Hull’s last remaining 20th century Scotch Derrick crane is to be restored, thanks to the National Lottery Heritage Fund and Hull City Council.
The Hull Maritime project is looking to appoint a contractor to dismantle, restore and relocate the crane as a safe structure, retaining its historical details and significance.
The 20th century Scotch Derrick crane, sometimes known as a Stiff leg derrick, is located at the North End Shipyard, reflecting 400 years of shipbuilding history. The dry dock will become the permanent home of the Arctic Corsair along with a new visitor centre. The restored crane will form part of the transformation of this area and new visitor attraction.
It is believed to have been installed when the former lock pit was upgraded into a better dry dock in the late 1950s.
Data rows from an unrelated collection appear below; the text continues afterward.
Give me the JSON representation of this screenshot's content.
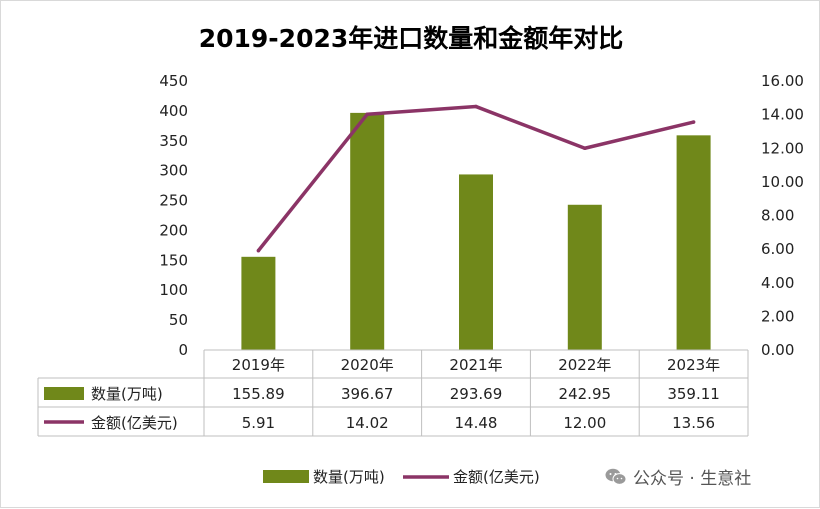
{
  "chart_data": {
    "type": "bar+line",
    "title": "2019-2023年进口数量和金额年对比",
    "categories": [
      "2019年",
      "2020年",
      "2021年",
      "2022年",
      "2023年"
    ],
    "series": [
      {
        "name": "数量(万吨)",
        "type": "bar",
        "axis": "left",
        "color": "#70881a",
        "values": [
          155.89,
          396.67,
          293.69,
          242.95,
          359.11
        ],
        "labels": [
          "155.89",
          "396.67",
          "293.69",
          "242.95",
          "359.11"
        ]
      },
      {
        "name": "金额(亿美元)",
        "type": "line",
        "axis": "right",
        "color": "#8b3466",
        "values": [
          5.91,
          14.02,
          14.48,
          12.0,
          13.56
        ],
        "labels": [
          "5.91",
          "14.02",
          "14.48",
          "12.00",
          "13.56"
        ]
      }
    ],
    "y_left": {
      "min": 0,
      "max": 450,
      "step": 50,
      "ticks": [
        "0",
        "50",
        "100",
        "150",
        "200",
        "250",
        "300",
        "350",
        "400",
        "450"
      ]
    },
    "y_right": {
      "min": 0,
      "max": 16,
      "step": 2,
      "ticks": [
        "0.00",
        "2.00",
        "4.00",
        "6.00",
        "8.00",
        "10.00",
        "12.00",
        "14.00",
        "16.00"
      ]
    },
    "grid": false,
    "legend_position": "bottom",
    "data_table": true
  },
  "watermark": {
    "text": "公众号 · 生意社",
    "icon": "wechat-icon"
  }
}
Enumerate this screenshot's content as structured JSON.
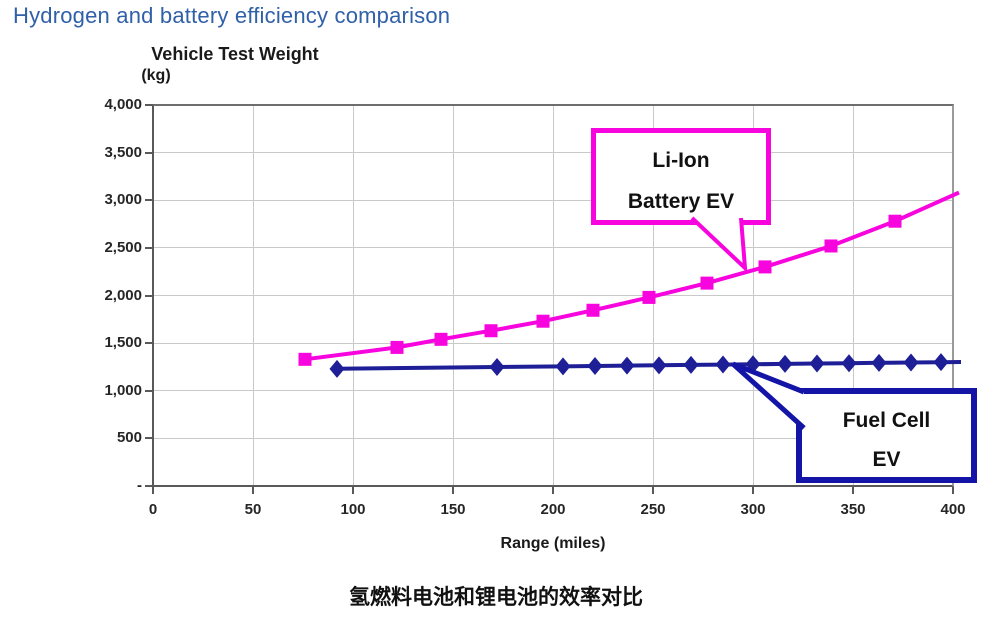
{
  "page": {
    "title": "Hydrogen and battery efficiency comparison",
    "caption": "氢燃料电池和锂电池的效率对比"
  },
  "chart_data": {
    "type": "line",
    "title": "Hydrogen and battery efficiency comparison",
    "grid": "on",
    "y_axis": {
      "label": "Vehicle Test Weight",
      "unit": "(kg)",
      "min": 0,
      "max": 4000,
      "step": 500,
      "tick_labels": [
        "4,000",
        "3,500",
        "3,000",
        "2,500",
        "2,000",
        "1,500",
        "1,000",
        "500",
        "-"
      ]
    },
    "x_axis": {
      "label": "Range (miles)",
      "min": 0,
      "max": 400,
      "step": 50,
      "tick_labels": [
        "0",
        "50",
        "100",
        "150",
        "200",
        "250",
        "300",
        "350",
        "400"
      ]
    },
    "series": [
      {
        "name": "Li-Ion Battery EV",
        "color": "#F704DE",
        "marker": "square",
        "points": [
          [
            76,
            1330
          ],
          [
            122,
            1455
          ],
          [
            144,
            1540
          ],
          [
            169,
            1630
          ],
          [
            195,
            1730
          ],
          [
            220,
            1845
          ],
          [
            248,
            1980
          ],
          [
            277,
            2130
          ],
          [
            306,
            2300
          ],
          [
            339,
            2520
          ],
          [
            371,
            2780
          ]
        ],
        "line_end": [
          403,
          3080
        ]
      },
      {
        "name": "Fuel Cell EV",
        "color": "#1E1E96",
        "marker": "diamond",
        "points": [
          [
            92,
            1230
          ],
          [
            172,
            1249
          ],
          [
            205,
            1256
          ],
          [
            221,
            1260
          ],
          [
            237,
            1264
          ],
          [
            253,
            1267
          ],
          [
            269,
            1271
          ],
          [
            285,
            1275
          ],
          [
            300,
            1278
          ],
          [
            316,
            1282
          ],
          [
            332,
            1286
          ],
          [
            348,
            1289
          ],
          [
            363,
            1293
          ],
          [
            379,
            1297
          ],
          [
            394,
            1300
          ]
        ],
        "line_end": [
          404,
          1302
        ]
      }
    ],
    "annotations": [
      {
        "lines": [
          "Li-Ion",
          "Battery EV"
        ],
        "color": "#F704DE",
        "points_to": [
          296,
          2310
        ]
      },
      {
        "lines": [
          "Fuel Cell",
          "EV"
        ],
        "color": "#1414A6",
        "points_to": [
          290,
          1280
        ]
      }
    ]
  }
}
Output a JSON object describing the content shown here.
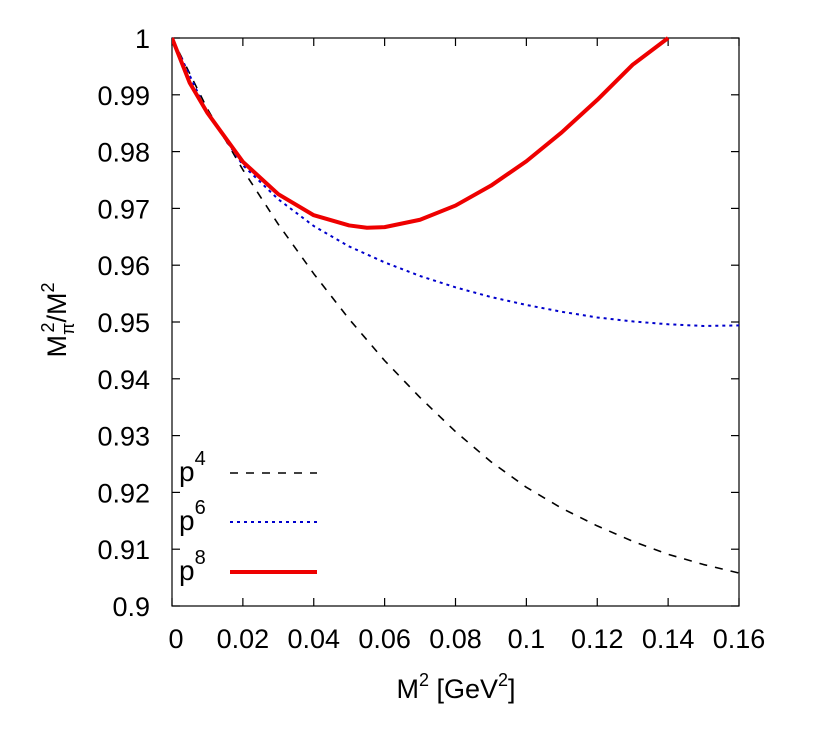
{
  "chart_data": {
    "type": "line",
    "xlabel": {
      "base": "M",
      "sup": "2",
      "middle": " [GeV",
      "sup2": "2",
      "end": "]"
    },
    "ylabel": {
      "base": "M",
      "sub": "π",
      "sup": "2",
      "tail": "/M",
      "sup2": "2"
    },
    "xlim": [
      0,
      0.16
    ],
    "ylim": [
      0.9,
      1.0
    ],
    "xticks": [
      {
        "value": 0,
        "label": "0"
      },
      {
        "value": 0.02,
        "label": "0.02"
      },
      {
        "value": 0.04,
        "label": "0.04"
      },
      {
        "value": 0.06,
        "label": "0.06"
      },
      {
        "value": 0.08,
        "label": "0.08"
      },
      {
        "value": 0.1,
        "label": "0.1"
      },
      {
        "value": 0.12,
        "label": "0.12"
      },
      {
        "value": 0.14,
        "label": "0.14"
      },
      {
        "value": 0.16,
        "label": "0.16"
      }
    ],
    "yticks": [
      {
        "value": 0.9,
        "label": "0.9"
      },
      {
        "value": 0.91,
        "label": "0.91"
      },
      {
        "value": 0.92,
        "label": "0.92"
      },
      {
        "value": 0.93,
        "label": "0.93"
      },
      {
        "value": 0.94,
        "label": "0.94"
      },
      {
        "value": 0.95,
        "label": "0.95"
      },
      {
        "value": 0.96,
        "label": "0.96"
      },
      {
        "value": 0.97,
        "label": "0.97"
      },
      {
        "value": 0.98,
        "label": "0.98"
      },
      {
        "value": 0.99,
        "label": "0.99"
      },
      {
        "value": 1.0,
        "label": "1"
      }
    ],
    "grid": false,
    "legend_position": "bottom-left",
    "series": [
      {
        "name": "p4",
        "legend_base": "p",
        "legend_sup": "4",
        "color": "#000000",
        "style": "dashed",
        "x": [
          0,
          0.01,
          0.02,
          0.03,
          0.04,
          0.05,
          0.06,
          0.07,
          0.08,
          0.09,
          0.1,
          0.11,
          0.12,
          0.13,
          0.14,
          0.15,
          0.16
        ],
        "y": [
          1.0,
          0.9875,
          0.9768,
          0.9672,
          0.9585,
          0.9505,
          0.9432,
          0.9367,
          0.9307,
          0.9254,
          0.9209,
          0.9172,
          0.9141,
          0.9114,
          0.9091,
          0.9073,
          0.9058
        ]
      },
      {
        "name": "p6",
        "legend_base": "p",
        "legend_sup": "6",
        "color": "#0000cc",
        "style": "dotted",
        "x": [
          0,
          0.01,
          0.02,
          0.03,
          0.04,
          0.05,
          0.06,
          0.07,
          0.08,
          0.09,
          0.1,
          0.11,
          0.12,
          0.13,
          0.14,
          0.15,
          0.16
        ],
        "y": [
          1.0,
          0.9868,
          0.9776,
          0.9716,
          0.9669,
          0.9633,
          0.9605,
          0.9581,
          0.9561,
          0.9544,
          0.953,
          0.9518,
          0.9508,
          0.9501,
          0.9496,
          0.9493,
          0.9494
        ]
      },
      {
        "name": "p8",
        "legend_base": "p",
        "legend_sup": "8",
        "color": "#ee0000",
        "style": "solid",
        "x": [
          0,
          0.005,
          0.01,
          0.02,
          0.03,
          0.04,
          0.05,
          0.055,
          0.06,
          0.07,
          0.08,
          0.09,
          0.1,
          0.11,
          0.12,
          0.13,
          0.14
        ],
        "y": [
          1.0,
          0.9921,
          0.9868,
          0.9782,
          0.9725,
          0.9688,
          0.967,
          0.9666,
          0.9667,
          0.968,
          0.9705,
          0.974,
          0.9783,
          0.9834,
          0.9891,
          0.9953,
          1.0
        ]
      }
    ]
  }
}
Now, a rare survivor on the River Hull, reflecting the active shipbuilding that continued in this area in more recent times, the crane will be restored and relocated for visitors to appreciate for years to come.
Councillor Daren Hale, Portfolio Holder for Economic Investment, Regeneration and Planning, Land and Property, said: “We’re looking for a company to repair and restore this disused crane so it can become a visitor attraction in its own right.
“The 20th century Scotch Derrick crane is a key symbol of recent maritime past and vital it’s retained as a heritage feature to tell its fascinating story.”
Work to dismantle and remove the 18 tonne crane is expected to start in spring 2021.
The Hull Maritime project, funded by Hull City Council and the National Lottery Heritage Fund, encompasses the redevelopment of five historic sites in Hull city centre: the transformation of the Grade II* Hull Maritime Museum and the Dock Office Chambers, the creation of a new visitor attraction at the North End Shipyard and the restoration two historic vessels, the Arctic Corsair and Spurn Lightship.